Le Noir est, par ailleurs, le serviteur idéal, l'oncle Tom à tout faire. Hollywood épousant les mutations de la société américaine, des films plus subtils sur la tolérance raciale sont conçus : l'Héritage de la chair (E. Kazan, 1949), Frontières invisibles (Alfred L. Werker, id.), la Chaîne (S. Kramer, 1958). Par ailleurs, des cinéastes indépendants blancs évoquent avec lucidité et sans démagogie les relations interraciales (Shadows, de John Cassavetes, 1961), la vie dans les ghettos (Harlem Story — The Cool World, de Shirley Clarke, 1963) ou la réalité culturelle noire (Right On : Poetry on Film, Herbert Danska, 1971).

Au début des années 60, sous l'effet de l'évolution des mentalités, Hollywood invite des Noirs à venir travailler sur place. Ainsi Ossie Davis écrit-il le scénario de Gone Are the Days (Nicholas Webster, 1963).
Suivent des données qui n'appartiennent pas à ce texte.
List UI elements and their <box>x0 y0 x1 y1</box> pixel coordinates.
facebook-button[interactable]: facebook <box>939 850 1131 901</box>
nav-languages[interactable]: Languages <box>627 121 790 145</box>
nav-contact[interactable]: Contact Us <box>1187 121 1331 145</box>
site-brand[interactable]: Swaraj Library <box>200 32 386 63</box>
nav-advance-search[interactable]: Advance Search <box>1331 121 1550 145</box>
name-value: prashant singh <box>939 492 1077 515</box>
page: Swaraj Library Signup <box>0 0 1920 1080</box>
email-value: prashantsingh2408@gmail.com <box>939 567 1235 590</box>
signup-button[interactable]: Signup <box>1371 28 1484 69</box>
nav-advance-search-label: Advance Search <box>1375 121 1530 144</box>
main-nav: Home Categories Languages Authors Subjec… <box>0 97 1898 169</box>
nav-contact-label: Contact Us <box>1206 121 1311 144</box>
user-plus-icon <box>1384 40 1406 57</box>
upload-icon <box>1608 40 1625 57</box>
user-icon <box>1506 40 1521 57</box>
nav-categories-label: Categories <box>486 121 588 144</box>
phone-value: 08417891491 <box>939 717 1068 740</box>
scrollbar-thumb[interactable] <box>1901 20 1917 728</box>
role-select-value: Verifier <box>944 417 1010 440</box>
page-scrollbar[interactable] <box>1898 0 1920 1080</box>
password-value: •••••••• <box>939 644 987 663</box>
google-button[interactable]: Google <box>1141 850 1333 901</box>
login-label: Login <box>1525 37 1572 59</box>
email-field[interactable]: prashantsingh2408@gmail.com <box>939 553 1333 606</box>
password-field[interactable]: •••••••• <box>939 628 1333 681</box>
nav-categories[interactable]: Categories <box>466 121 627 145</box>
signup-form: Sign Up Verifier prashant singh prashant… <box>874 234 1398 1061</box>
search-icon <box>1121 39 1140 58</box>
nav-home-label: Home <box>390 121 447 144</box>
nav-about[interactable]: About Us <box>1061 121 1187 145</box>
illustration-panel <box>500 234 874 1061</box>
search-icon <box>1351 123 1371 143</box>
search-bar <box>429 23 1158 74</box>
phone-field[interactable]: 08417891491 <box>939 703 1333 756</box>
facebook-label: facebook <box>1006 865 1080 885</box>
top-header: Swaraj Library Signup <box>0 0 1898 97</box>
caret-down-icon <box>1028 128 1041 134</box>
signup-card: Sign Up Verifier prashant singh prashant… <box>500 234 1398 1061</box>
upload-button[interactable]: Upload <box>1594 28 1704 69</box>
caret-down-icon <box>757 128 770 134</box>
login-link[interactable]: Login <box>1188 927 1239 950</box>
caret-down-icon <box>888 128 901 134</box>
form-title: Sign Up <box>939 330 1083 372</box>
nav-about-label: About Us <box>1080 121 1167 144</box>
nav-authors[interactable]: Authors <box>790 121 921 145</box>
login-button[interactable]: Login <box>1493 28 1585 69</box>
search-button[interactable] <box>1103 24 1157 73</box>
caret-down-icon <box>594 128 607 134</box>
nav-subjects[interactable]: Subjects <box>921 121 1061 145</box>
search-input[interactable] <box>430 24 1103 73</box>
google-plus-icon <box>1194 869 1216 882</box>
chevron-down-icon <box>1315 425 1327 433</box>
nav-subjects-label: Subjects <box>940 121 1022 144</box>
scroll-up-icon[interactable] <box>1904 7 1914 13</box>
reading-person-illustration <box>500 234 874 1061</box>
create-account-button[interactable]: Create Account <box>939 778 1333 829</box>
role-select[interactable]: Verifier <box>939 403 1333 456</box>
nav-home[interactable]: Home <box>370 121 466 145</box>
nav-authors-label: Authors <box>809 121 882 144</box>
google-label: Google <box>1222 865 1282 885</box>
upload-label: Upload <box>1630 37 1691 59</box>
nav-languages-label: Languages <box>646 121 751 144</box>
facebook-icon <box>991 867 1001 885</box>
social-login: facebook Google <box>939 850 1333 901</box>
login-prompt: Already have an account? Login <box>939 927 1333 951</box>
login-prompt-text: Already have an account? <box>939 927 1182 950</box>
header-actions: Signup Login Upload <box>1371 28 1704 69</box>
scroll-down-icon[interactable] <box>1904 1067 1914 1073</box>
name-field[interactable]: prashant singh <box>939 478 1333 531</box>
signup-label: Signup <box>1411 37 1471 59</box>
Davis est à l'origine, avec Gordon Parks, de ce qu'on appelle la « Blaxploitation » (l'exploitation du Noir). Devenus cinéastes, ces individus travaillent dans le secteur commercial et fabriquent des supers héros noirs, policiers ou bandits, qui tiennent tête aux Blancs et étanchent ainsi la soif de revanche par procuration du public de couleur. Les œuvres les plus notoires de cette veine sont le Casse de l'oncle Tom (Cotton Comes to Harlem, Ossie Davis, 1970) et les Nuits de Harlem (Shaft, Gordon Parks, 1971). Ces deux metteurs en scène évoluent par la suite. Ossie Davis part, en 1971, pour le Nigeria et y conçoit Kongi's Harvest, une œuvre politique. De retour aux États-Unis, il fonde avec d'autres acteurs noirs le Third World Cinema Corporation qui permet au vétéran blanc John Berry, ancienne victime du maccarthysme, de réaliser, avec Claudine (1974), un projet sincère sur une famille noire américaine. Gordon Parks tourne, en 1976, Leadbelly, un film consacré au fameux guitariste et chanteur de blues Huddie Leadbetter. Michael Schultz est un des rares auteurs à faire une carrière suivie à Hollywood : Cool (Cooley High, 1975), Car Wash (1976) et, surtout, For Us the Living (1983). L'acteur noir Sidney Poitier — qui fait avec Paul Robeson, durant ces décennies, évoluer dans un sens positif l'image du Noir à l'écran — réalise un film de valeur : Buck and the Preacher (1972).